Acqua e limone: i potenziali effetti collaterali che non conosci

February 22, 2016

Negli ultimi anni è andata sempre più diffondendosi la moda dell’acqua e limone come intruglio purificante oppure, in molti altri casi, come pozione magica per perdere peso più rapidamente. Nonostante possieda diverse proprietà positive, come l’elevato contenuto di vitamina C e di antiossidanti, e nonostante esplichi  diversi effetti benefici nei confronti dell’organismo, contribuendo ad esempio a facilitare la digestione oppure esercitando un effetto diruretico e drenante o rafforzando la microflora intestinale, un consumo regolare ed eccessivo di acqua e limone potrebbe avere alcuni effetti collaterali che, a lungo andare, potrebbero rivelarsi molto spiacevoli. 

 Il pH acido dell’acqua e limone, così come quella di molte altre bevande, a contatto con i denti, se consumata regolarmente, potrebbe promuovere l’erosione dello smalto dentale con conseguente aumentata sensibilità dei denti nei confronti dei cibi troppo caldi o troppo freddi. 

A tal proposito, in uno studio dello scorso anno pubblicato sulla rivista Plos One è stato valutato il potenziale erosivo nei confronti di smalto e dentina da parte di bevande con differenti gradi di acidità, in soli 7 giorni.
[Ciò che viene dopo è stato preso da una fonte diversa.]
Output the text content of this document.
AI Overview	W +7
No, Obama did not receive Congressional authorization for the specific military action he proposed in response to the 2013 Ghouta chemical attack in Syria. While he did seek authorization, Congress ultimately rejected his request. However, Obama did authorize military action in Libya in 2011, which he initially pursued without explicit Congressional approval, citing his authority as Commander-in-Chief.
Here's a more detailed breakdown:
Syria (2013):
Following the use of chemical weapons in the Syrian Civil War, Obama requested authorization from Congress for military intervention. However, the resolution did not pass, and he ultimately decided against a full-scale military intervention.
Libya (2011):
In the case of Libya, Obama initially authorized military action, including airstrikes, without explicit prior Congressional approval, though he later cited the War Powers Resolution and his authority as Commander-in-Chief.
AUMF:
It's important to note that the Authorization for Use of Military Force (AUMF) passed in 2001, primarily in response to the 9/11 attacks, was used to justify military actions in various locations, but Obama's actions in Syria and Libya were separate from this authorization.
In questa tabella ho riportato alcune delle bevande analizzate nello studio e, in particolare, si nota chiaramente il potenziale erosivo del SUCCO DI LIMONE rispetto a quello delle altre bevande.

 

Nonostante lo studio sia stato valutato su denti di bovino (leggermente più labili rispetto a quelli umani) e nonostante sia di uso comune diluire il limone con acqua, pensate quanto possa essere dannoso per i denti bere ogni giorno, in quantità variabili, questa bevanda per poi lavarli, aggravando la situazione, dato che è uso comune consumarla il mattino appena svegli, indebolendoli ulteriormente.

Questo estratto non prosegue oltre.